Even a candle flame will significantly de-stress the brass.
I've taken to just stand the cases up in lines on my small lathe bed (heat sink for the bases) and move a blowtorch across them, 5 secs each to the base of the neck. Very quickly done.
No particular reason @Cordite still new to the game, its on the list at some stage though
Apart from the split neck (throw away) i would and do continue to reload cases with small blemishes like those.
sure it wasnt there when it was new... iv seen brass or rounds from the factory like that.
As @Flyblown stated I too would say that there was one or two pieces of cotton off of a cleaning patch lodged in the neck area of your chamber.
I had the same thing happen with a new Steyr .223 rifle with the very first shot after cleaning the factory grease out of the barrel. On inspecting the fired case there was a 30mm long groove up the side of the case. Looking in the chamber I could see a single thread of cotton. Once removed there were no more grooves. The next time I fired that case the groove fire formed out.
@Dicko is that for 22-250? Maybe I'm just paranoid but its cranking out some pace/pressure. @bully yep 99% sure, I check em all before I reload.
Gun gets cleaned regularly and has been cleaned since some of those brass were fired. Fired some yesterday and threw them in the jar with the rest and then checked them last night so they may well be from the other week. Will check the 2 rounds I fired this morning and see if they have them. Pull apart me die and have a look also
Charlie,
I’d keep using them in any caliber. It’s the neck. It only holds the projectile and is full supported.
Lube dents, or dents in general normally just pop out in the next firing. Would be good to know whats causing it though.
Have checked die, seemed okay. Check chamber tomorrow. Prepped some brass and will load up some clean ones, fire and check necks.
Its caused by lack of annealing. I see it a bit with my 22-250, some cases are split in the neck and some show like yours.
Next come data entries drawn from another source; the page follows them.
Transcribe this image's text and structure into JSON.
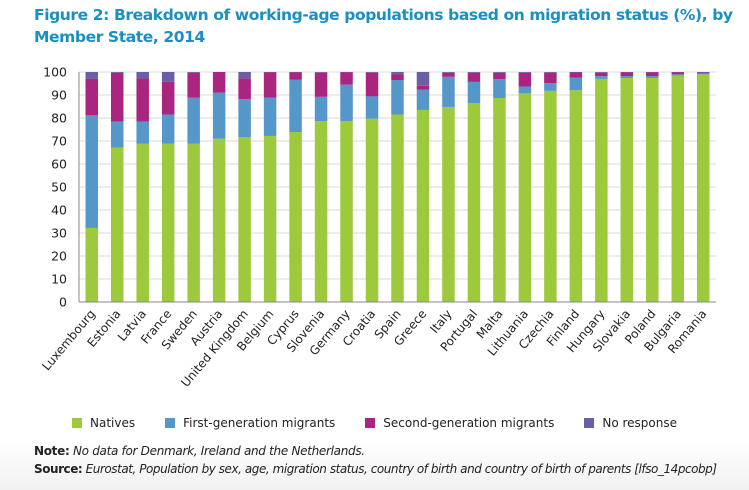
{
  "figure": {
    "title": "Figure 2: Breakdown of working-age populations based on migration status (%), by Member State, 2014"
  },
  "legend": [
    {
      "label": "Natives",
      "color": "#9dc93c"
    },
    {
      "label": "First-generation migrants",
      "color": "#5597c8"
    },
    {
      "label": "Second-generation migrants",
      "color": "#a9257f"
    },
    {
      "label": "No response",
      "color": "#6b5ea6"
    }
  ],
  "footer": {
    "note_label": "Note:",
    "note_text": "No data for Denmark, Ireland and the Netherlands.",
    "source_label": "Source:",
    "source_text": "Eurostat, Population by sex, age, migration status, country of birth and country of birth of parents [lfso_14pcobp]"
  },
  "chart_data": {
    "type": "bar",
    "stacked": true,
    "title": "Figure 2: Breakdown of working-age populations based on migration status (%), by Member State, 2014",
    "xlabel": "",
    "ylabel": "",
    "ylim": [
      0,
      100
    ],
    "yticks": [
      0,
      10,
      20,
      30,
      40,
      50,
      60,
      70,
      80,
      90,
      100
    ],
    "grid": true,
    "legend_position": "bottom",
    "categories": [
      "Luxembourg",
      "Estonia",
      "Latvia",
      "France",
      "Sweden",
      "Austria",
      "United Kingdom",
      "Belgium",
      "Cyprus",
      "Slovenia",
      "Germany",
      "Croatia",
      "Spain",
      "Greece",
      "Italy",
      "Portugal",
      "Malta",
      "Lithuania",
      "Czechia",
      "Finland",
      "Hungary",
      "Slovakia",
      "Poland",
      "Bulgaria",
      "Romania"
    ],
    "series": [
      {
        "name": "Natives",
        "color": "#9dc93c",
        "values": [
          32.2,
          67.1,
          68.8,
          68.8,
          68.8,
          71.0,
          71.6,
          72.2,
          73.9,
          78.6,
          78.7,
          79.7,
          81.5,
          83.5,
          84.8,
          86.4,
          88.7,
          90.7,
          91.8,
          92.1,
          97.0,
          97.4,
          97.4,
          98.5,
          99.0
        ]
      },
      {
        "name": "First-generation migrants",
        "color": "#5597c8",
        "values": [
          49.1,
          11.4,
          9.7,
          12.7,
          20.0,
          20.0,
          16.6,
          16.7,
          22.7,
          10.6,
          15.8,
          9.7,
          15.0,
          8.8,
          13.1,
          9.3,
          8.2,
          3.0,
          3.4,
          5.4,
          1.2,
          0.8,
          0.8,
          0.5,
          0.2
        ]
      },
      {
        "name": "Second-generation migrants",
        "color": "#a9257f",
        "values": [
          15.8,
          21.1,
          18.7,
          14.3,
          10.8,
          9.0,
          9.1,
          10.9,
          3.2,
          10.5,
          5.3,
          10.3,
          2.4,
          1.7,
          1.8,
          3.9,
          2.8,
          5.9,
          4.5,
          2.3,
          1.5,
          1.6,
          1.6,
          0.8,
          0.3
        ]
      },
      {
        "name": "No response",
        "color": "#6b5ea6",
        "values": [
          2.9,
          0.4,
          2.8,
          4.2,
          0.4,
          0.0,
          2.7,
          0.2,
          0.2,
          0.3,
          0.2,
          0.3,
          1.1,
          6.0,
          0.3,
          0.4,
          0.3,
          0.4,
          0.3,
          0.2,
          0.3,
          0.2,
          0.2,
          0.2,
          0.5
        ]
      }
    ]
  }
}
Husky, you maybe right, my experience is lack of annealing show up in cracks in the necks at firing, different neck tension in batches resulting in poor groups and stiffness / stickiness of the case during FL sizing when your trying to get the expander ball / mandrel our of the neck on the upstroke. The deformations here i think is more from having lube or oil, cotton etc in the chamber at firing but again hard to tell without seeing / knowing the whole picture.